“It may look like I’m just pointing the camera at what’s in front of me. But I’m trying to photograph what people see, but don’t notice – something that’s mysterious and unknown in everyday life.” Daido Moriyama
So far my ‘top ten list’ has looked very white, perhaps reflecting history itself, often represented from this viewpoint. I know of few iconic photographers who are people of colour, although there are some incredibly talented Black and Asian contemporary artists out there. If I am wrong, please let me know of some artists I can study. On this note, I am writing about Moriyama, a Tokyo-based Japanese artist.
Japan has a fascinating Street Photography culture, worthy of anyone’s attention. There are many Japanese artists that could be discussed. The most iconic artist from Japan would have to be Daido Moriyama. Moriyama established himself taking photographs of post-WWII Tokyo. His photos have traditionally been all B&W, although this has changed in recent years, and I covet his latest book, “In Colour: Now and Never Again.’
Moriyama’s gritty images of urban life contrast to the sharp, well-framed photographs that Western artists were creating at the time. One set of his photos depicted products from the USA, lining Japanese shelves, leading to accusations of Moriyama being anti-American. However, Daido denies this was ever the case, stating he was anti-photography, not anti-American. Moriyama produced ‘Farewell Photography,’ in 1972, a book that, perhaps, summarised this point of view.
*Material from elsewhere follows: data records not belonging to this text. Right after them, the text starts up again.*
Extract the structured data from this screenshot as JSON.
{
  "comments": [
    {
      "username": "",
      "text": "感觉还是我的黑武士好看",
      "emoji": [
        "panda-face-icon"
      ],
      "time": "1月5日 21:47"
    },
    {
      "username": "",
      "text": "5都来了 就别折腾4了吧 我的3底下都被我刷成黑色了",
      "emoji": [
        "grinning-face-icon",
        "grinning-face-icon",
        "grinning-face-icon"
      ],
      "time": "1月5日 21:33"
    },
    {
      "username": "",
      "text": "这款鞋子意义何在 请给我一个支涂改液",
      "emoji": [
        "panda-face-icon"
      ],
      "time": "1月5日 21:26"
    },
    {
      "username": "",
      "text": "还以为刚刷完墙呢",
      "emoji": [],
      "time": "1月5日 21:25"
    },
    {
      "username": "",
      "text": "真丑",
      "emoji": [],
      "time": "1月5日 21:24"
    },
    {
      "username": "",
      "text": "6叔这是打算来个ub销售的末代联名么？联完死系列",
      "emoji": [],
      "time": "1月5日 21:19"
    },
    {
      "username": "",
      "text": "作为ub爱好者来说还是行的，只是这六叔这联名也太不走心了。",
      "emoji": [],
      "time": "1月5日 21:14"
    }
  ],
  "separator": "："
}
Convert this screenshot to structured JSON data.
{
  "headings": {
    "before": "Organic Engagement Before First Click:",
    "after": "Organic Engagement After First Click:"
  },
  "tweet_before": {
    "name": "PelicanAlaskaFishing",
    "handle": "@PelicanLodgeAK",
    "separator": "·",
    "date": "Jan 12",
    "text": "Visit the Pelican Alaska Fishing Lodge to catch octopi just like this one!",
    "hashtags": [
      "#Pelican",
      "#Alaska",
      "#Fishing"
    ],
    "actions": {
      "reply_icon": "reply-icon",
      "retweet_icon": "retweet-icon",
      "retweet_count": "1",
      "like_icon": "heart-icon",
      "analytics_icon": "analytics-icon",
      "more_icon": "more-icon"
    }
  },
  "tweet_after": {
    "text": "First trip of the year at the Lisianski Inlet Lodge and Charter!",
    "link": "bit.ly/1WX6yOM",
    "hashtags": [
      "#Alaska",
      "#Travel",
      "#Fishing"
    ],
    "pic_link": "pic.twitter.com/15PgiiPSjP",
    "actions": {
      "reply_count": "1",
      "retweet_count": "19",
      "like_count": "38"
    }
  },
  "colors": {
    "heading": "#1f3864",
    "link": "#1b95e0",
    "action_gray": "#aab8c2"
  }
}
Looking at his work, you can imagine the sporadic and energetic manner that Moriyama must have. His work pokes fun at the school of thought derived from the ‘decisive moment,’ / Henry Cartier Bresson school of photography. His style is a reminder that perfection should not be the final purpose of creating a photograph. Moriyama took this approach to the extreme, taking photos of his photos and scratching negatives, perhaps reflecting the grit of the scenes he searched for.
If you google Moriyama, you will find tips on how to emulate his style, or how to approach photography. However, studying Moriyama has taught me something, and it may also give you food for thought. Think about where you find your influences. Historically, photography has been represented by White males, although artists such as Dorothea Lange and Leibovitz demonstrate this is not always true. Photography has been shaped by early western photographers. Moriyama bucked the trend, and today Japanese street photography retains a distinctive look.
Please do have a look at the photographers I have written about, but remember to look for inspiration from contemporary artists, whose schools of thought may differ from the ‘norm.’ Street photography is steeped in tradition, but there are those that try to buck the trend. Never be scared of trying something new and don’t doubt yourself. Seek inspiration from the greats, but also seek ideas from those that operate on the fringes, it is there the ground gets broken.
Writing this mini, ‘Inspirational Photographer series,’ has been a fair amount of work. As with many artists, I sometimes feel I am bluffing my way through. While each photographer has inspired me at some point, I have had to seek out additional information to make an article worth reading. If I have made a mistake, please let me know, and I will make the change.
Keep Clicking, Chris
If you have read this far, you may also want to look at the work of Araki Nobuyoshi. He is the artist I really wanted to write about, but his work is a little to ‘exotic’ for this website!